ECLI:NL:GHAMS:2024:590
Gerechtshof Amsterdam
- Beschikking
- Rechtspraak.nl
Verlenging van de machtiging tot uithuisplaatsing van minderjarigen in het kader van de Jeugdwet
In deze zaak heeft het Gerechtshof Amsterdam op 12 maart 2024 uitspraak gedaan in hoger beroep over de verlenging van de machtiging tot uithuisplaatsing van vier minderjarigen, geboren uit de relatie van de ouders. De ouders, hierna aangeduid als de vader en de moeder, hebben in hoger beroep de beschikking van de kinderrechter van 17 oktober 2023 aangevochten, waarin de machtiging tot uithuisplaatsing was verlengd tot 16 maart 2024. De ouders zijn van mening dat de kinderrechter ten onrechte heeft geoordeeld dat de machtiging moest worden verlengd, omdat zij inmiddels stappen hebben ondernomen om de situatie te verbeteren en de samenwerking met de gecertificeerde instelling (GI) beter verloopt.
De GI heeft echter betoogd dat er nog steeds onvoldoende zicht is op de opvoedsituatie en dat de ouders niet voldoen aan de bodemeisen voor een thuisplaatsing. De Raad voor de Kinderbescherming heeft ook geadviseerd om de beschikking te bekrachtigen, omdat er nog zorgelijke signalen zijn met betrekking tot de kinderen en de samenwerking met de GI niet optimaal is. Het hof heeft in zijn beoordeling vastgesteld dat er nog steeds ernstige zorgen zijn over de psychische gesteldheid van de ouders en de veiligheid van de kinderen, en dat er nog geen diagnostisch onderzoek heeft plaatsgevonden.

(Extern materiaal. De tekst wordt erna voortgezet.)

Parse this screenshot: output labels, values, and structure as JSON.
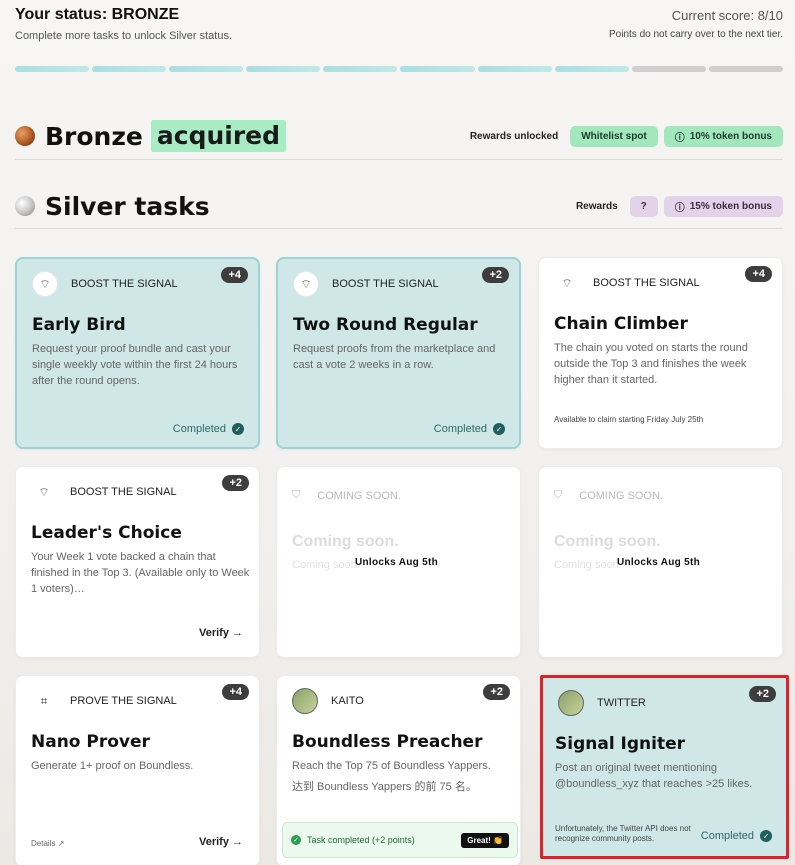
{
  "status": {
    "title": "Your status: BRONZE",
    "subtitle": "Complete more tasks to unlock Silver status.",
    "score": "Current score: 8/10",
    "note": "Points do not carry over to the next tier.",
    "progress_filled": 8,
    "progress_total": 10
  },
  "bronze": {
    "title": "Bronze",
    "acquired": "acquired",
    "rewards_label": "Rewards unlocked",
    "rewards": [
      "Whitelist spot",
      "10% token bonus"
    ]
  },
  "silver": {
    "title": "Silver tasks",
    "rewards_label": "Rewards",
    "rewards": [
      "?",
      "15% token bonus"
    ]
  },
  "cards": [
    {
      "category": "BOOST THE SIGNAL",
      "points": "+4",
      "title": "Early Bird",
      "desc": "Request your proof bundle and cast your single weekly vote within the first 24 hours after the round opens.",
      "status": "Completed"
    },
    {
      "category": "BOOST THE SIGNAL",
      "points": "+2",
      "title": "Two Round Regular",
      "desc": "Request proofs from the marketplace and cast a vote 2 weeks in a row.",
      "status": "Completed"
    },
    {
      "category": "BOOST THE SIGNAL",
      "points": "+4",
      "title": "Chain Climber",
      "desc": "The chain you voted on starts the round outside the Top 3 and finishes the week higher than it started.",
      "note": "Available to claim starting Friday July 25th"
    },
    {
      "category": "BOOST THE SIGNAL",
      "points": "+2",
      "title": "Leader's Choice",
      "desc": "Your Week 1 vote backed a chain that finished in the Top 3. (Available only to Week 1 voters)…",
      "action": "Verify"
    },
    {
      "category": "COMING SOON.",
      "title": "Coming soon.",
      "desc": "Coming soon.",
      "unlocks": "Unlocks Aug 5th"
    },
    {
      "category": "COMING SOON.",
      "title": "Coming soon.",
      "desc": "Coming soon.",
      "unlocks": "Unlocks Aug 5th"
    },
    {
      "category": "PROVE THE SIGNAL",
      "points": "+4",
      "title": "Nano Prover",
      "desc": "Generate 1+ proof on Boundless.",
      "details": "Details",
      "action": "Verify"
    },
    {
      "category": "KAITO",
      "points": "+2",
      "title": "Boundless Preacher",
      "desc": "Reach the Top 75 of Boundless Yappers.",
      "desc2": "达到 Boundless Yappers 的前 75 名。",
      "toast": "Task completed (+2 points)",
      "toast_btn": "Great! 👏"
    },
    {
      "category": "TWITTER",
      "points": "+2",
      "title": "Signal Igniter",
      "desc": "Post an original tweet mentioning @boundless_xyz that reaches >25 likes.",
      "note": "Unfortunately, the Twitter API does not recognize community posts.",
      "status": "Completed"
    }
  ]
}
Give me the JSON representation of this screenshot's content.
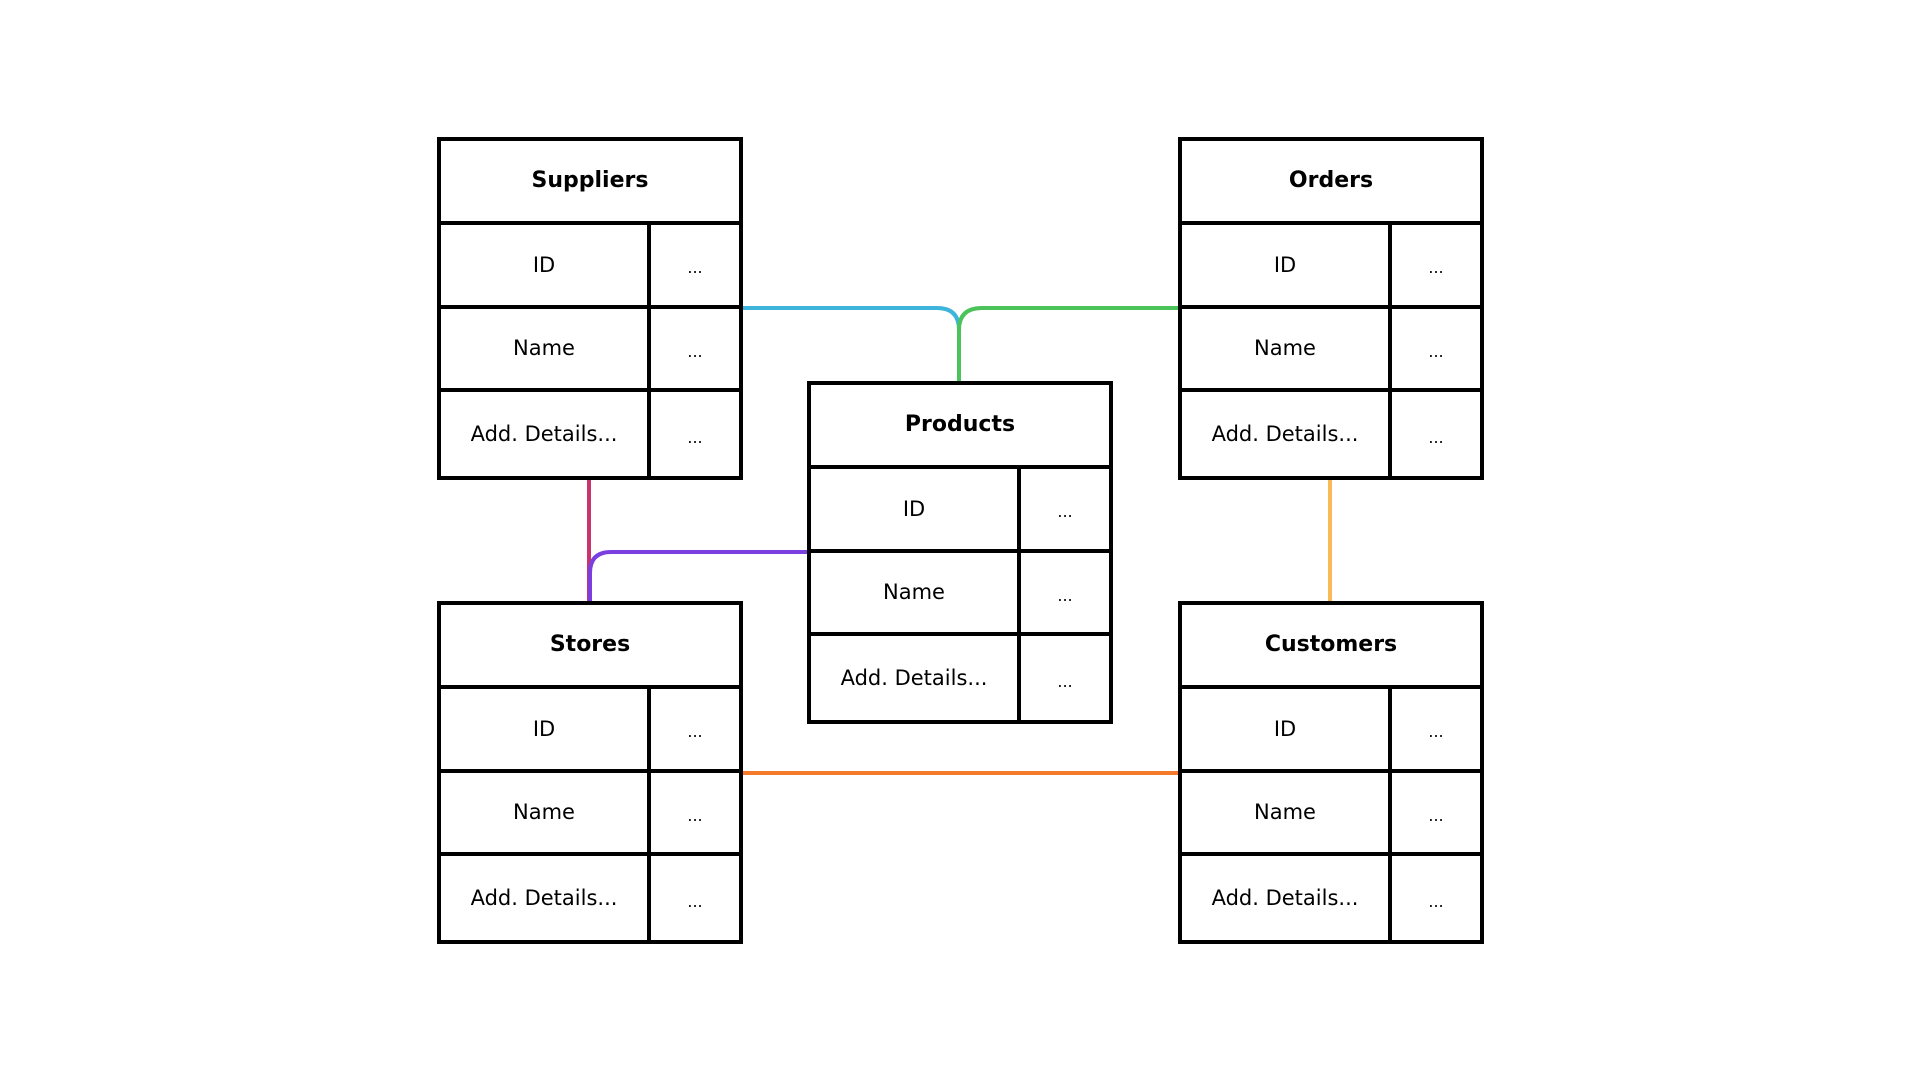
{
  "diagram": {
    "type": "entity-relationship",
    "entities": [
      {
        "id": "suppliers",
        "title": "Suppliers",
        "rows": [
          {
            "field": "ID",
            "value": "..."
          },
          {
            "field": "Name",
            "value": "..."
          },
          {
            "field": "Add. Details...",
            "value": "..."
          }
        ]
      },
      {
        "id": "orders",
        "title": "Orders",
        "rows": [
          {
            "field": "ID",
            "value": "..."
          },
          {
            "field": "Name",
            "value": "..."
          },
          {
            "field": "Add. Details...",
            "value": "..."
          }
        ]
      },
      {
        "id": "products",
        "title": "Products",
        "rows": [
          {
            "field": "ID",
            "value": "..."
          },
          {
            "field": "Name",
            "value": "..."
          },
          {
            "field": "Add. Details...",
            "value": "..."
          }
        ]
      },
      {
        "id": "stores",
        "title": "Stores",
        "rows": [
          {
            "field": "ID",
            "value": "..."
          },
          {
            "field": "Name",
            "value": "..."
          },
          {
            "field": "Add. Details...",
            "value": "..."
          }
        ]
      },
      {
        "id": "customers",
        "title": "Customers",
        "rows": [
          {
            "field": "ID",
            "value": "..."
          },
          {
            "field": "Name",
            "value": "..."
          },
          {
            "field": "Add. Details...",
            "value": "..."
          }
        ]
      }
    ],
    "links": [
      {
        "from": "suppliers",
        "to": "products",
        "color": "#3db4dc"
      },
      {
        "from": "orders",
        "to": "products",
        "color": "#4cc35a"
      },
      {
        "from": "suppliers",
        "to": "stores",
        "color": "#c8346e"
      },
      {
        "from": "products",
        "to": "stores",
        "color": "#7b3fe0"
      },
      {
        "from": "orders",
        "to": "customers",
        "color": "#f8bb55"
      },
      {
        "from": "stores",
        "to": "customers",
        "color": "#f57a2c"
      }
    ]
  }
}
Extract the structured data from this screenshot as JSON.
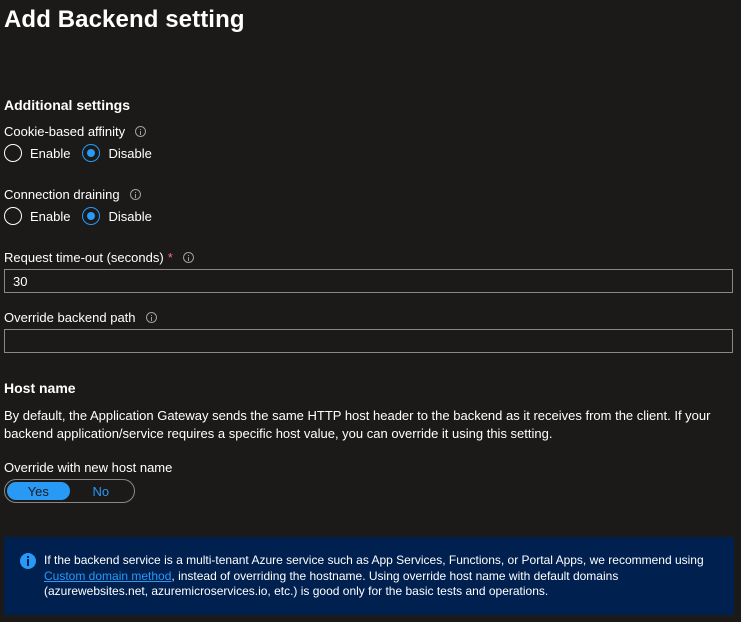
{
  "page": {
    "title": "Add Backend setting"
  },
  "additional_settings": {
    "heading": "Additional settings",
    "cookie_affinity": {
      "label": "Cookie-based affinity",
      "options": [
        "Enable",
        "Disable"
      ],
      "selected": "Disable"
    },
    "connection_draining": {
      "label": "Connection draining",
      "options": [
        "Enable",
        "Disable"
      ],
      "selected": "Disable"
    },
    "request_timeout": {
      "label": "Request time-out (seconds)",
      "required_mark": "*",
      "value": "30"
    },
    "override_path": {
      "label": "Override backend path",
      "value": ""
    }
  },
  "host_name": {
    "heading": "Host name",
    "description": "By default, the Application Gateway sends the same HTTP host header to the backend as it receives from the client. If your backend application/service requires a specific host value, you can override it using this setting.",
    "override_label": "Override with new host name",
    "toggle": {
      "yes": "Yes",
      "no": "No",
      "selected": "Yes"
    }
  },
  "info_box": {
    "text_before_link": "If the backend service is a multi-tenant Azure service such as App Services, Functions, or Portal Apps, we recommend using ",
    "link_text": "Custom domain method",
    "text_after_link": ", instead of overriding the hostname. Using override host name with default domains (azurewebsites.net, azuremicroservices.io, etc.) is good only for the basic tests and operations."
  },
  "colors": {
    "background": "#1b1a19",
    "accent": "#2899f5",
    "info_background": "#002050",
    "required": "#f1707b"
  }
}
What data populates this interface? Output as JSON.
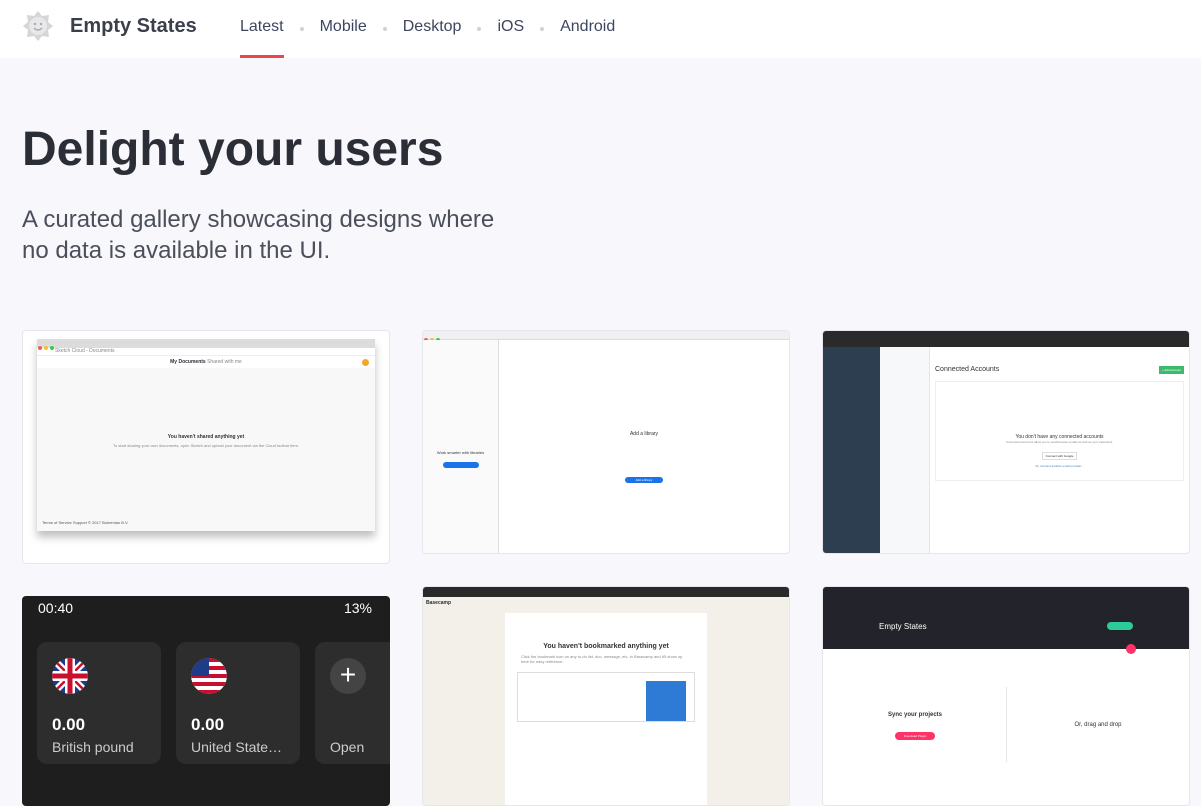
{
  "header": {
    "brand": "Empty States",
    "logo_icon": "smiley-sun-icon",
    "nav": [
      {
        "label": "Latest",
        "active": true
      },
      {
        "label": "Mobile"
      },
      {
        "label": "Desktop"
      },
      {
        "label": "iOS"
      },
      {
        "label": "Android"
      }
    ],
    "accent": "#e8474f"
  },
  "hero": {
    "title": "Delight your users",
    "subtitle": "A curated gallery showcasing designs where no data is available in the UI."
  },
  "cards": [
    {
      "tab": "Sketch Cloud - Documents",
      "nav_active": "My Documents",
      "nav_other": "Shared with me",
      "heading": "You haven't shared anything yet",
      "body": "To start sharing your own documents, open Sketch and upload your document via the Cloud toolbar item.",
      "footer": "Terms of Service   Support   © 2017 Bohemian B.V."
    },
    {
      "heading": "Add a library",
      "left_heading": "Work smarter with libraries",
      "button": "Add a library"
    },
    {
      "title": "Connected Accounts",
      "button": "+ Add account",
      "heading": "You don't have any connected accounts",
      "sub": "Connected accounts allow you to send/receive emails as well as sync calendars.",
      "connect": "Connect with Google",
      "link": "Or, connect another email provider..."
    },
    {
      "time": "00:40",
      "battery": "13%",
      "currencies": [
        {
          "amount": "0.00",
          "name": "British pound"
        },
        {
          "amount": "0.00",
          "name": "United State…"
        }
      ],
      "open_label": "Open"
    },
    {
      "brand": "Basecamp",
      "heading": "You haven't bookmarked anything yet",
      "body": "Click the bookmark icon on any to-do list, doc, message, etc. in Basecamp and it'll show up here for easy reference."
    },
    {
      "title": "Empty States",
      "sync": "Sync your projects",
      "drag": "Or, drag and drop",
      "button": "Download Plugin"
    }
  ]
}
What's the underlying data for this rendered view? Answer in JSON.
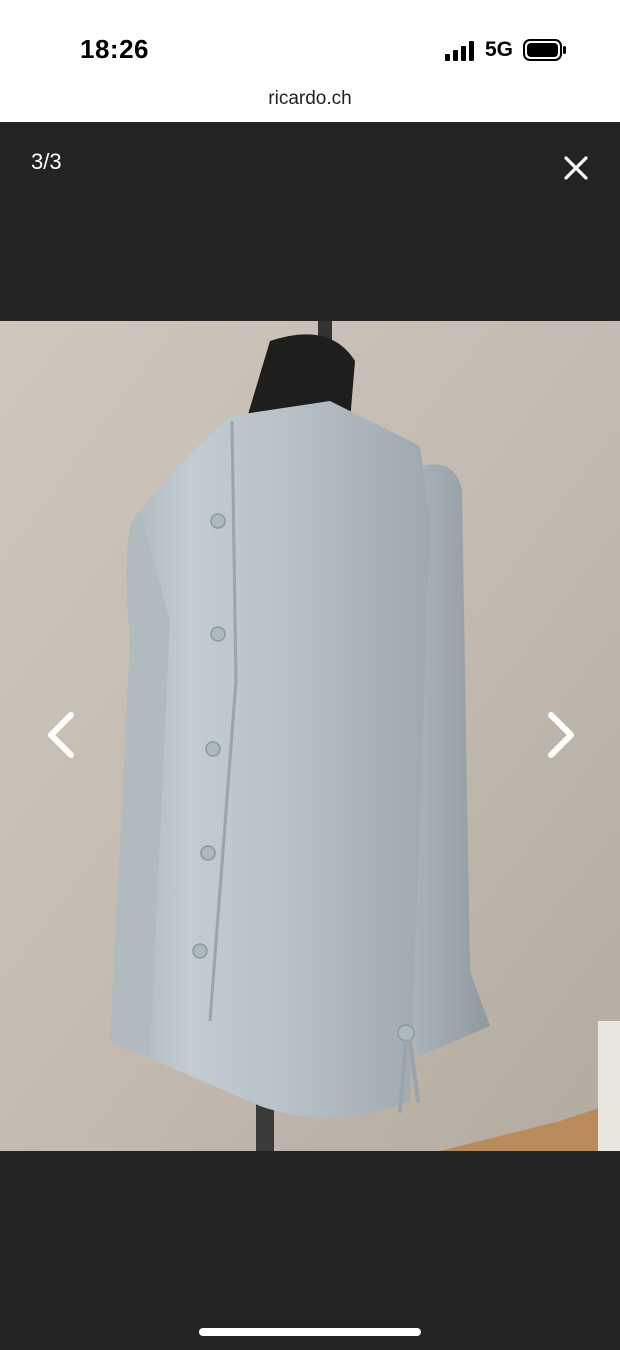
{
  "status": {
    "time": "18:26",
    "network": "5G",
    "icons": [
      "signal-icon",
      "battery-icon"
    ]
  },
  "browser": {
    "url": "ricardo.ch"
  },
  "viewer": {
    "counter": "3/3",
    "icons": [
      "close-icon",
      "chevron-left-icon",
      "chevron-right-icon"
    ],
    "image_subject": "light blue blouse on mannequin, back view"
  },
  "colors": {
    "background": "#242424",
    "statusbar": "#ffffff",
    "icon": "#ffffff"
  }
}
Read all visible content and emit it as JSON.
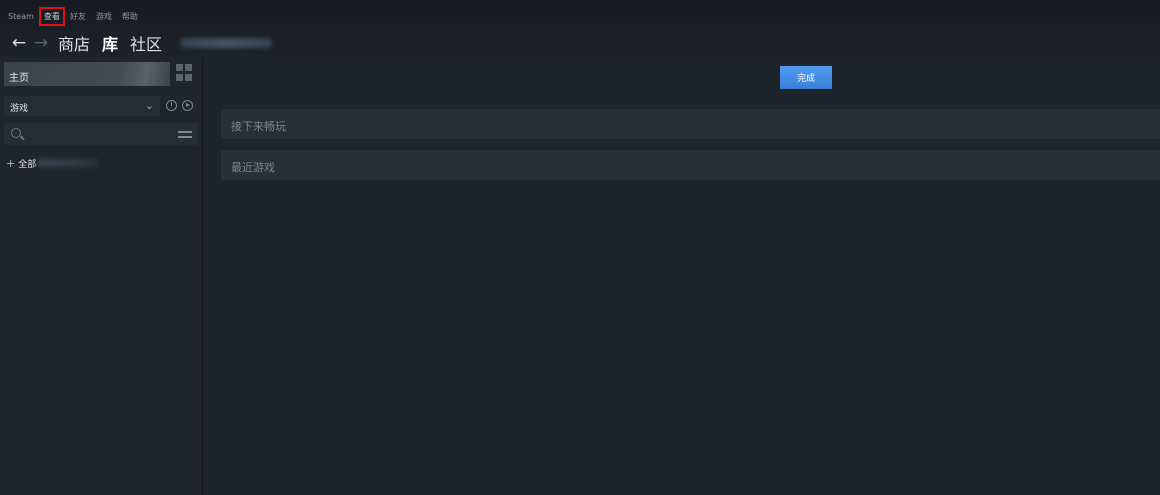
{
  "menu": {
    "items": [
      {
        "label": "Steam"
      },
      {
        "label": "查看",
        "selected": true
      },
      {
        "label": "好友"
      },
      {
        "label": "游戏"
      },
      {
        "label": "帮助"
      }
    ]
  },
  "nav": {
    "back_icon": "←",
    "forward_icon": "→",
    "links": [
      "商店",
      "库",
      "社区"
    ],
    "active_link": "库"
  },
  "sidebar": {
    "home_label": "主页",
    "filter_label": "游戏",
    "chevron": "⌄",
    "search_placeholder": "",
    "all_label": "全部",
    "all_plus": "+"
  },
  "main": {
    "done_label": "完成",
    "shelves": [
      "接下来畅玩",
      "最近游戏"
    ]
  },
  "colors": {
    "accent": "#3d87e0",
    "highlight_outline": "#e01010",
    "background": "#1b2028"
  }
}
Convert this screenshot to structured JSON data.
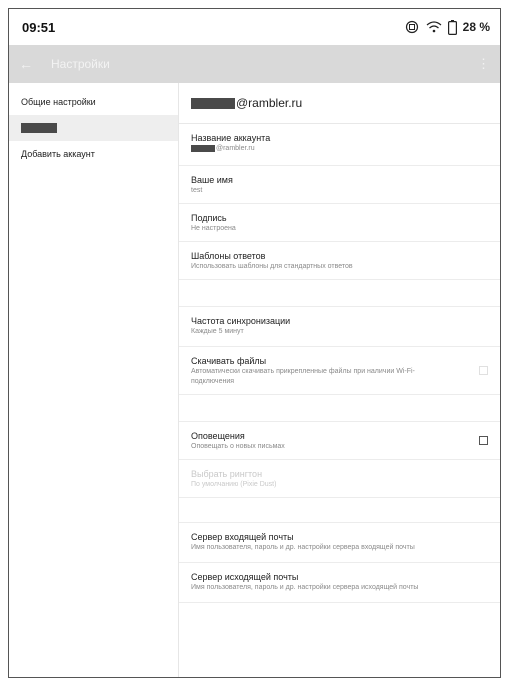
{
  "status": {
    "time": "09:51",
    "battery": "28 %"
  },
  "appbar": {
    "back_icon": "←",
    "title": "Настройки",
    "more_icon": "⋮"
  },
  "left": {
    "general": "Общие настройки",
    "account_suffix": "",
    "add_account": "Добавить аккаунт"
  },
  "header": {
    "email_domain": "@rambler.ru"
  },
  "items": [
    {
      "title": "Название аккаунта",
      "subtitle": "@rambler.ru"
    },
    {
      "title": "Ваше имя",
      "subtitle": "test"
    },
    {
      "title": "Подпись",
      "subtitle": "Не настроена"
    },
    {
      "title": "Шаблоны ответов",
      "subtitle": "Использовать шаблоны для стандартных ответов"
    },
    {
      "title": "Частота синхронизации",
      "subtitle": "Каждые 5 минут"
    },
    {
      "title": "Скачивать файлы",
      "subtitle": "Автоматически скачивать прикрепленные файлы при наличии Wi-Fi-подключения"
    },
    {
      "title": "Оповещения",
      "subtitle": "Оповещать о новых письмах"
    },
    {
      "title": "Выбрать рингтон",
      "subtitle": "По умолчанию (Pixie Dust)"
    },
    {
      "title": "Сервер входящей почты",
      "subtitle": "Имя пользователя, пароль и др. настройки сервера входящей почты"
    },
    {
      "title": "Сервер исходящей почты",
      "subtitle": "Имя пользователя, пароль и др. настройки сервера исходящей почты"
    }
  ]
}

Het hof heeft geconcludeerd dat de kinderrechter terecht de machtiging tot uithuisplaatsing heeft verlengd, omdat er onvoldoende zicht is op de problematiek van de ouders en de kinderen. De beslissing van het hof is om de beschikking van de kinderrechter te bekrachtigen, waarbij de machtiging tot uithuisplaatsing is verlengd tot 16 maart 2024.